SCUBAnauts International’s mission is to guide youths ages 12 through 18 along an exciting pathway for personal development by involving them in the marine sciences through underwater marine research activities, such as special environmental and undersea conservation projects, that build character, promote active citizenship and develop effective leadership skills.

“This unique partnership exemplifies SCUBAnauts' primary goal, which is to inspire our teens to develop empowering leadership skills, make informed decisions and build character,” said Paul Foisy, President & CEO of SCUBAnauts International. “As much as our veteran mentors influence our youth, I believe that our ’Nauts’ capability, dedication and passion can inspire our veterans just the same.

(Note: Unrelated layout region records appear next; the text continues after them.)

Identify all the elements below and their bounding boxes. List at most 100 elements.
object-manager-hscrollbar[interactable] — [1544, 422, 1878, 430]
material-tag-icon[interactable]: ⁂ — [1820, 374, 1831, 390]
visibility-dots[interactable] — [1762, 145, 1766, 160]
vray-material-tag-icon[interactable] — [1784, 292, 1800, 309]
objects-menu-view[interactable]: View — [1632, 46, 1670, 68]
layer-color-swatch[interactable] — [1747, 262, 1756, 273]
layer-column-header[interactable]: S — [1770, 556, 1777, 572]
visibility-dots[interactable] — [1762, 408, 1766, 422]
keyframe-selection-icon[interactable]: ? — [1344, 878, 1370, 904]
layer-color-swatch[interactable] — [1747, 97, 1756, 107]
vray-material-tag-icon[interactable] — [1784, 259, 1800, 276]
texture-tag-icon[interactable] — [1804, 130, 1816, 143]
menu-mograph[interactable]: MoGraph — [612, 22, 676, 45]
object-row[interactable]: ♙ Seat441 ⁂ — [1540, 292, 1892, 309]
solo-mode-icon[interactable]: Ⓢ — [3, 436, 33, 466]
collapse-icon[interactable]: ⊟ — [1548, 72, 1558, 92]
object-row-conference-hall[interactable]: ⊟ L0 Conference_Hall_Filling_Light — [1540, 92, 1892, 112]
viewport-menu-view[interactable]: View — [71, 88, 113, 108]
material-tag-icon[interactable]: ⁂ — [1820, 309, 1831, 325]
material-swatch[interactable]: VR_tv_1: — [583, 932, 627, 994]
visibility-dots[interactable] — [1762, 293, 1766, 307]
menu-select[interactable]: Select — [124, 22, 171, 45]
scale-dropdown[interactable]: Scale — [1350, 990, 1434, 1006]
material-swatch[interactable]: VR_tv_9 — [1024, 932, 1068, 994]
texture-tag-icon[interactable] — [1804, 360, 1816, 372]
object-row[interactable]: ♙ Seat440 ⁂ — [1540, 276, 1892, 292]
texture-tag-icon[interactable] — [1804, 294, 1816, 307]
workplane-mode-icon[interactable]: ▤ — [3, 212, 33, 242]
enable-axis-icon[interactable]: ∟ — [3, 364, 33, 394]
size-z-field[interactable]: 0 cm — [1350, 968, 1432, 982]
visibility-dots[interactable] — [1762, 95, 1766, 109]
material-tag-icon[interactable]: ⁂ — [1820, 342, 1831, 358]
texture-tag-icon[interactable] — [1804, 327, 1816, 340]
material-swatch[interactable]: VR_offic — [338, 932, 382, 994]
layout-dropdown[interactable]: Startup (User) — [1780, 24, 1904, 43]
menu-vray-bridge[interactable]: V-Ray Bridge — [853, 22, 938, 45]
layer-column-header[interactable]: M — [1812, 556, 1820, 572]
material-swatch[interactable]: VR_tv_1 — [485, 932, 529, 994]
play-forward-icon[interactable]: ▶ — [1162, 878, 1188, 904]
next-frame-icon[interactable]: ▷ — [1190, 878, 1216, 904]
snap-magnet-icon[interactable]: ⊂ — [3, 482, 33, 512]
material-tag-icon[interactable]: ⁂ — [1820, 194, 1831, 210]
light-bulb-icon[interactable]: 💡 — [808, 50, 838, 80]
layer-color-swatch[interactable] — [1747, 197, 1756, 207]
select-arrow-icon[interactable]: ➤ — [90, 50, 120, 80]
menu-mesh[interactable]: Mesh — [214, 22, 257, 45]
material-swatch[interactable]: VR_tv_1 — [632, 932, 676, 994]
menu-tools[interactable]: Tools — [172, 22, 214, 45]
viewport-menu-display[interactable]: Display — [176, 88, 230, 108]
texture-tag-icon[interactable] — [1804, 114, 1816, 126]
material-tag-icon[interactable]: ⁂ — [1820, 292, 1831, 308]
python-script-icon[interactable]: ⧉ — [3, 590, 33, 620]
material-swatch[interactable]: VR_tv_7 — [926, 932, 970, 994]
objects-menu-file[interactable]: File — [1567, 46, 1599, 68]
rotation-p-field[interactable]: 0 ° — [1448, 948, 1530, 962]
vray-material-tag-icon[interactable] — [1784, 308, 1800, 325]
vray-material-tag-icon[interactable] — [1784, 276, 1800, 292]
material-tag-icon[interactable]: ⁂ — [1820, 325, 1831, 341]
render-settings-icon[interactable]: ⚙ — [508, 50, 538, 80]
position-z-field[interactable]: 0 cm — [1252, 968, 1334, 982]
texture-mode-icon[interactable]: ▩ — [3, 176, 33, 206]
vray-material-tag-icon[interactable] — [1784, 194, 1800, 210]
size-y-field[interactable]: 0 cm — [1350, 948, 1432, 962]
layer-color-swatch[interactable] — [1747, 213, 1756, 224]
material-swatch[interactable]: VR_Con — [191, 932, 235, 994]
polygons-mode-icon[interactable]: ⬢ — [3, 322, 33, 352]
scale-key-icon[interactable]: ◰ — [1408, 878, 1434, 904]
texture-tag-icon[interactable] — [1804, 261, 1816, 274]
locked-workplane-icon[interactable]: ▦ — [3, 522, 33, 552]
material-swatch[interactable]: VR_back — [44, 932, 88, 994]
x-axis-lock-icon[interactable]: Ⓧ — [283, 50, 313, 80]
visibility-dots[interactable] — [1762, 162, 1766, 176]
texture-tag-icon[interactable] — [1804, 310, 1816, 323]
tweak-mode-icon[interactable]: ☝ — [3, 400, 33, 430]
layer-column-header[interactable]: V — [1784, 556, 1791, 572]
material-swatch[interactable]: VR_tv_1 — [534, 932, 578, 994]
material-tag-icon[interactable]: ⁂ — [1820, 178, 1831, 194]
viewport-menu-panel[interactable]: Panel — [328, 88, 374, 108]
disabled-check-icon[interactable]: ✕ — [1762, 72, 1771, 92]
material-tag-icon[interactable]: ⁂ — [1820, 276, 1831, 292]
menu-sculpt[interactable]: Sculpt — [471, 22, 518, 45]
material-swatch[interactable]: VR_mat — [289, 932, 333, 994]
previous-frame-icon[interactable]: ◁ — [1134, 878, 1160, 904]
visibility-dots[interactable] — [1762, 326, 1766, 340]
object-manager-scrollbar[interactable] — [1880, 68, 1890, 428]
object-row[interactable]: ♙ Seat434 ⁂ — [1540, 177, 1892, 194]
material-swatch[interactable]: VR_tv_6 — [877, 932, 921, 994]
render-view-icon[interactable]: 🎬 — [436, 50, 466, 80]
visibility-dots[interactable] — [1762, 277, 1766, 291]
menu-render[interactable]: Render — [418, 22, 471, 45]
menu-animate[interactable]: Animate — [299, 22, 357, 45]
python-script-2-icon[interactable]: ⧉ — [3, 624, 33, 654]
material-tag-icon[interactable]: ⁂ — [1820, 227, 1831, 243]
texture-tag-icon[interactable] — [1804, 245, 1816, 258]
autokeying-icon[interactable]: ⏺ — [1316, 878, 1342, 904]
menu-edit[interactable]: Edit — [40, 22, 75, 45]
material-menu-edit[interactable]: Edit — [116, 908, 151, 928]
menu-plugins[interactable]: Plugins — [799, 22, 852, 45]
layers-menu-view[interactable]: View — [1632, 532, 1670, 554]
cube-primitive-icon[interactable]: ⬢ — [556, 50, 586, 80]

These two seemingly different groups come together to embolden each other to make a positive, lasting impact on our environment.”

A special thank you to those who have supported this effort:

Col. Richard D. Crosby, Jr. Memorial Veterans Fund at Mote Marine Laboratory
Mrs. Ann M. Crosby
Mr. David Curry
Capt. and Mrs. Howard Cobin

Mote Marine Laboratory & Aquarium has been an independent, nonprofit 501(c)3 research organization since it was created in 1955. Mote is based in Sarasota, Fla. with field stations in eastern Sarasota County and the Florida Keys, and Mote scientists conduct research on the oceans surrounding all seven of the Earth’s continents in more than 20 research programs.

Mote’s IC2R3 constitutes the southernmost marine research laboratory in the nation and is dedicated to coral reef research, restoration and understanding the impacts of climate change and ocean acidification on marine organisms — especially corals. The new facility, which opened in May, offers eight residential rooms, five offices, two wet labs, three dry labs, two electric car stations and two indoor classrooms and one outdoor classroom for visiting scientists and students.